Tanpınar’ı Sevmek?, içeriğinden önce kapağındaki Analiz vurgusuyla dikkati çeken bir çalışma.
Deneme, inceleme, araştırma gibi terimler varken, niçin özellikle Analiz, kapakta arzıendam ediyor? Çünkü bu çalışmasıyla birlikte üçüncü kitabına imzasını atan Mehmet Akif Ertaş, Türkiye dışında miadı yıllar önce dolan eleştirinin, Türkiye’de de artık tozlu rafa kaldırılması ve oradan indirilmemesi gerektiği düşüncesiyle cümlelerini kurdu ve kurmaya devam ediyor.

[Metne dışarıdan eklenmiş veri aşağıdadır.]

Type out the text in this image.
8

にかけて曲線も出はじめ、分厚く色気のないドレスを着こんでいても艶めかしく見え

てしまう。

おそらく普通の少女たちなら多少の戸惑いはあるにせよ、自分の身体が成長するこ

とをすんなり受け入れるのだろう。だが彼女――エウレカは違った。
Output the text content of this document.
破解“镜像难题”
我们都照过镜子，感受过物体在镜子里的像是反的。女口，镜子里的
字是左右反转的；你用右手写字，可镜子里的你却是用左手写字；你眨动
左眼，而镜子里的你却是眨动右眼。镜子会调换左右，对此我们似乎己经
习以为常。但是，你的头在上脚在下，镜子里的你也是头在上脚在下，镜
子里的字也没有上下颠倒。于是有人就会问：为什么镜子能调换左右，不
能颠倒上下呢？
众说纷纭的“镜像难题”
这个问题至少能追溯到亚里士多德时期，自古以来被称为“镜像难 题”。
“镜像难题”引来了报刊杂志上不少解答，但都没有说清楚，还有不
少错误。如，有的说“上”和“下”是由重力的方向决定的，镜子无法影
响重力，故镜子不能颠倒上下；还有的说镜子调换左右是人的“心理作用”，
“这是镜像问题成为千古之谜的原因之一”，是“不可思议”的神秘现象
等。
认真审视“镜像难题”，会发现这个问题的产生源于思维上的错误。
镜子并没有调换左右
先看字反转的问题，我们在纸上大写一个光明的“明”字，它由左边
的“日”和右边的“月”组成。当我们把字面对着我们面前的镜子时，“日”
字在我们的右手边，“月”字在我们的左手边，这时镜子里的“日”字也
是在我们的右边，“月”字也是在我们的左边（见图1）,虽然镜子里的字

Analizi, psikanalitikşizonaliz terimini çağrıştırmak için kullanan Ertaş, adından da anlaşılacağı üzere, Tanpınar’ı sevmek fiilini sorguluyor ancak sadece bu fiili sorgulamakla kalmıyor. Sorgusuna, miadını eleştiri gibi doldurması ve tozlu rafa kaldırılması gerektiğini düşündüğü Edebiyat Tarihi’ni ve ona tutunarak bugünlere gelen Hayatı, Sanatı, Eserleri klişesini de dâhil ediyor. Zira sözü edilen başlığın ve klişenin, edebiyatçıyı itibarsızlaştırmakla birlikte, hakikaten okur olmak isteyen okurla edebiyatçı arasına aşılması zor hatta imkânsız mesafeler yerleştirdiğini düşünüyor.
Ayrıca bu kitabıyla Ertaş, başrollerini Kedi’nin ve Lodos’un paylaştığı, hem uzun hem de kısa metrajlı filmler izletiyor.
Siz de Kedi’nin ve Lodos’un göründükleri ve tabii hissedildikleri gibi olmadıklarına, oyundan, oyunlar devşirme kabiliyetleri ve güçleri olduğuna inananlardansanız, bu filmleri izlemek ve filmlerin ve tabii Tanpınar’ın size aşıladığı güçle edebiyatı, kültürü ve sanatı Kedi patisinden Lodos şiddetinden nasiplendirmek için can atacaksınız.
Yolunuz her daim açık olsun o vakit!